Citizens of Inglewood should be seriously questioning just why its government is spending taxpayer funds on this kind of nonsense.

Followed by immediately investigating whether there’s any way to remove those idiots from office before they spend even more taxpayer money protecting their pathetic and apparently fragile little egos. Bullies and thugs like this are clearly unfit for any public office, and need to be removed from it as quickly as possible to minimize damages.

Bergman (profile) says:

Re: Re: Re:

It actually wouldn’t take much to do that, at least for life imprisonment. The death penalty is generally held to be cruel and unusual unless a death occurred as a result of the crime.

Simply amend 18 USC 2381 to add words to the effect that reasonably knowingly and willfully enacting an unconstitutional law is to be considered treason.

Perhaps modify Section 2384 along similar lines, to cover just following orders you reasonably know are illegal as well.

Adam Steinbaugh (profile) says:

Being optimistically pedantic here, but Inglewood didn’t necessarily spend $50,000 — they signed a retainer giving the attorney that amount, but that’s for her firm to bill upon. Perhaps they believed that there was a decent chance this would go through substantial motion practice, so they needed a big warchest to draw upon. I think it’s fairly clear that’s not going to happen.

So, if the attorney bills less than $50k on this case, Inglewood should get the balance refunded to them. And if we’re judging the quality of Inglewood’s opposition to the motions to strike and dismiss, Inglewood should get about… oh, I’d say, $50,000 back.

That said, if Teixeira seeks his own attorney’s fees (and he should), I suspect they’ll be significant, and the total loss to Inglewood’s citizens may be substantially more than $50,000.

Mike Masnick (profile) says:

Re: Re:

Being optimistically pedantic here, but Inglewood didn’t necessarily spend $50,000 — they signed a retainer giving the attorney that amount, but that’s for her firm to bill upon. Perhaps they believed that there was a decent chance this would go through substantial motion practice, so they needed a big warchest to draw upon. I think it’s fairly clear that’s not going to happen.
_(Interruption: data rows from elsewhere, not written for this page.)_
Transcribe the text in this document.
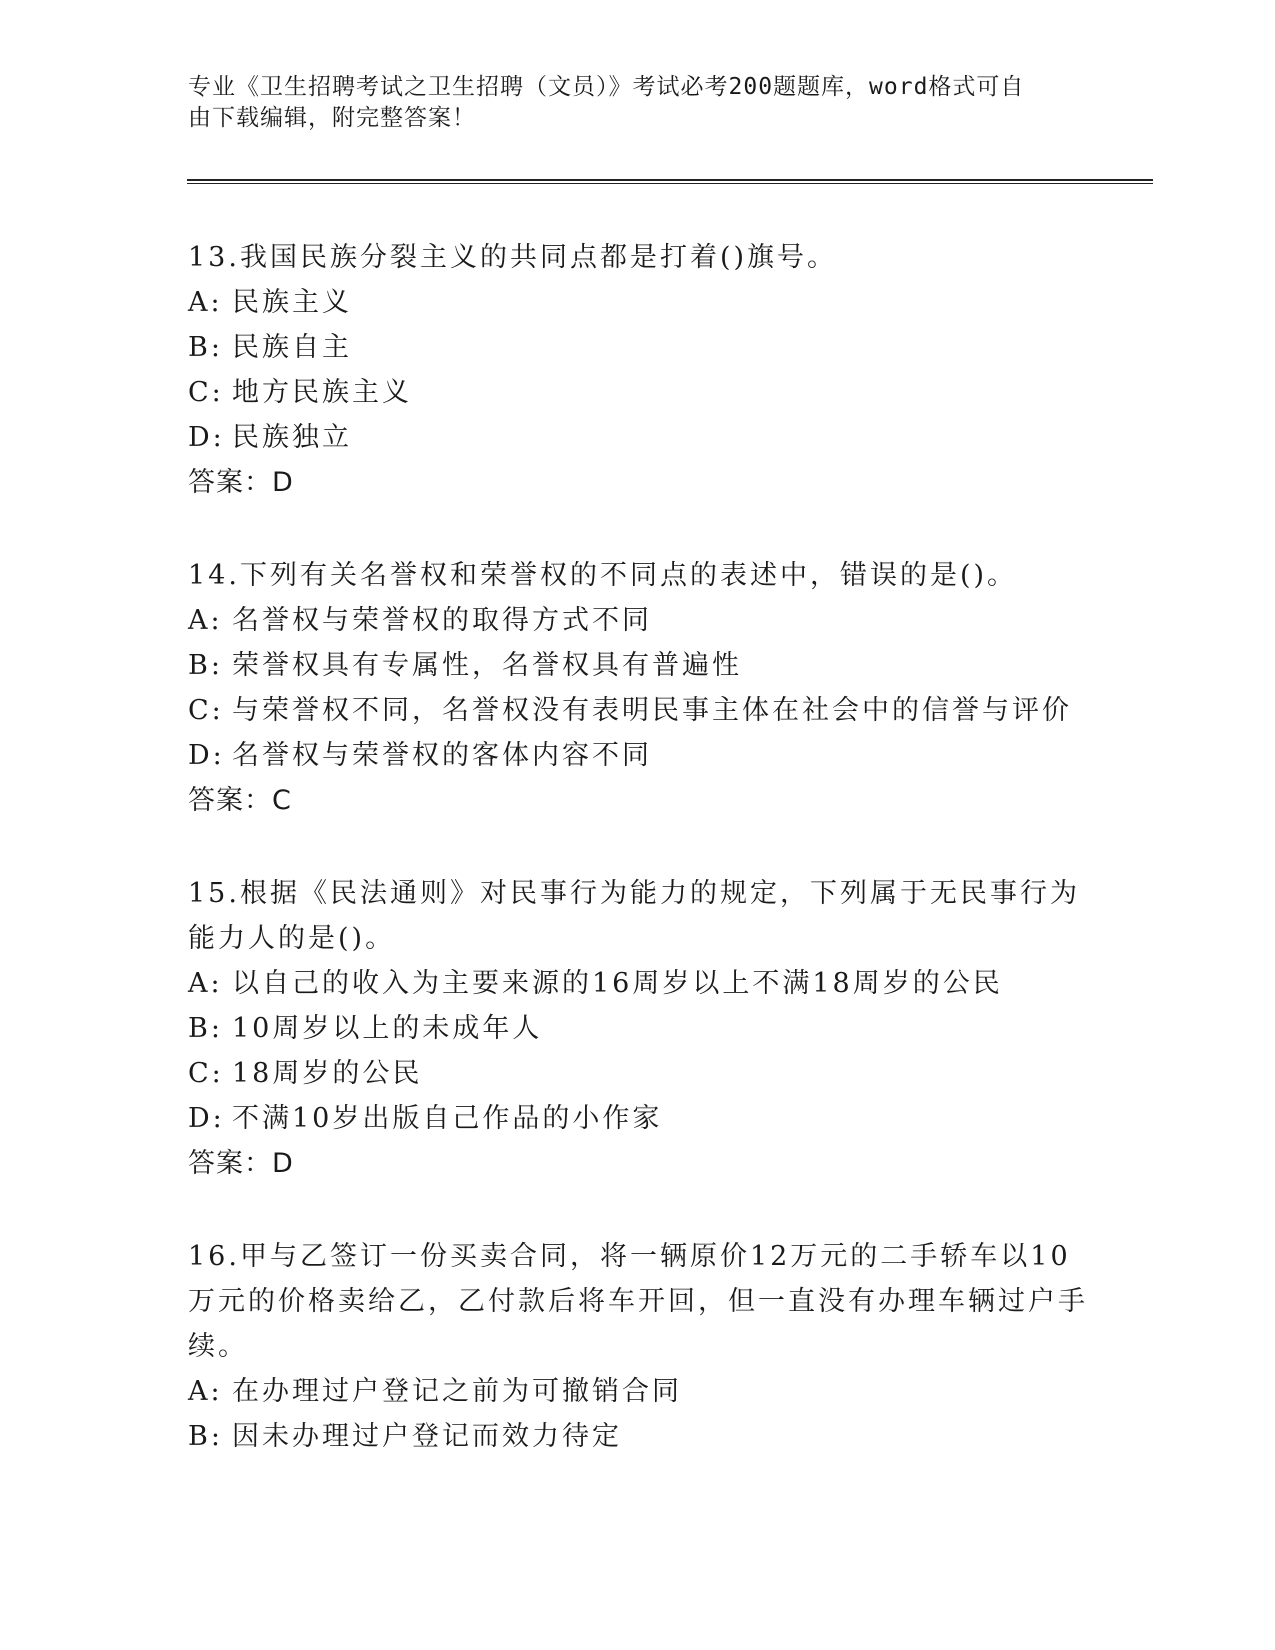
专业《卫生招聘考试之卫生招聘（文员）》考试必考200题题库，word格式可自
由下载编辑，附完整答案！

13.我国民族分裂主义的共同点都是打着()旗号。

A: 民族主义

B: 民族自主

C: 地方民族主义

D: 民族独立

答案：D

14.下列有关名誉权和荣誉权的不同点的表述中，错误的是()。

A: 名誉权与荣誉权的取得方式不同

B: 荣誉权具有专属性，名誉权具有普遍性

C: 与荣誉权不同，名誉权没有表明民事主体在社会中的信誉与评价

D: 名誉权与荣誉权的客体内容不同

答案：C

15.根据《民法通则》对民事行为能力的规定，下列属于无民事行为能力人的是()。

A: 以自己的收入为主要来源的16周岁以上不满18周岁的公民

B: 10周岁以上的未成年人

C: 18周岁的公民

D: 不满10岁出版自己作品的小作家

答案：D

16.甲与乙签订一份买卖合同，将一辆原价12万元的二手轿车以10万元的价格卖给乙，乙付款后将车开回，但一直没有办理车辆过户手续。

A: 在办理过户登记之前为可撤销合同

B: 因未办理过户登记而效力待定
So, if the attorney bills less than $50k on this case, Inglewood should get the balance refunded to them. And if we’re judging the quality of Inglewood’s opposition to the motions to strike and dismiss, Inglewood should get about… oh, I’d say, $50,000 back.

Yeah, I just edited the post to reflect that…

Bamboo Harvester (profile) says:

Re: $50k Retainer

$50k retainer at $300/hour is 166.66 hours of billable time. Most lawyers pad the hell out of billable time, but I don’t see this going more than about fifty hours ($15,000) at the very most. And even that is ludicrous.

On the other hand, lawyers, like plumbers, carpenters, or IT guys do what they’re paid to do, to the best of their ability. For all we know, her filing IS the “best” attack – even if doomed to fail.

Torweg says:

City's lawyer must read Techdirt to get idea of all-powerful copyright!

In practice, these attempts rarely work, now do they? How many times have you run items like this pointing out that using copyright wrongly does NOT work? Clickbaity Techdirt helps spread the myth with its “sky is falling” schoolgirl style.

Oh, I suppose it’s okay to rail at such attempts, keeps you off the streets, but clearly your target is copyright as such, rather than lawyers grasping for a tool, though this once you do point that out.

Anonymous Coward says:

it seems that this IP lawyer is perhaps not so HIP. it would be good for her to get sanctions. perhaps it would teach her a lesson and maybe the verdict would help to illuminate what can and cant be done in these sort of circumstances, even if it does piss off a thin-skinned official! and that is really the issue. this thin-skinned official thinks he is above everyone else, as a lot of others in similar positions do, and can do as he pleases because the laws dont apply to him or he can transform them to mean what he wants them to mean.

now where have i read about that happening before?

John William Nelson (profile) says:

City may have to pay Defendant's Attorney Fees

Copyright law has a fee shifting statute which basically says you may have to pay the other side’s reasonable attorney’s fees if you lose.

Well, I don’t know how the 11th Circuit handles this aspect of copyright law, but the City may not just be paying its own attorney’s fees, it may be paying its critics as well.

Copyright fee shifting is a double-edged sword.

Gateway says:

City's lawyer must read Techdirt to get idea of all-powerful copyright!

In practice, these attempts rarely work, now do they? How many times have you run items like this pointing out that using copyright wrongly does NOT work? Clickbaity Techdirt helps spread the myth with its “sky is falling” schoolgirl style.

Oh, I suppose it’s okay to rail at such attempts, keeps you off the streets, but clearly your target is copyright as such, rather than lawyers grasping for a tool, though this once you do point that out.


Just Another Anonymous Troll says:

Re: City's lawyer must read Techdirt to get idea of all-powerful copyright!

You forgot to rant about Google and pirates. Just append this to the end of your post:
This must be a Google plot to destroy copyright so pirates can steal all the content and get paid for it and slightly reduce my Hollywood and recording industry paymasters’ bonuses!

joe teixeira says:

Payments to Majesty Law Group

First, thanks to all who support my fight. Second, just to clarify the City’s payments to Majesty Law Group: The city approved two separate payments of about $3,000.00 in late 2014 or early 2015. Then they approved the agreement for $50,000.00, which could have been seen as a retainer, but then they approved another $5,000.00 (a round amount, so probably not related to specific costs) at the 6-2-15 meeting.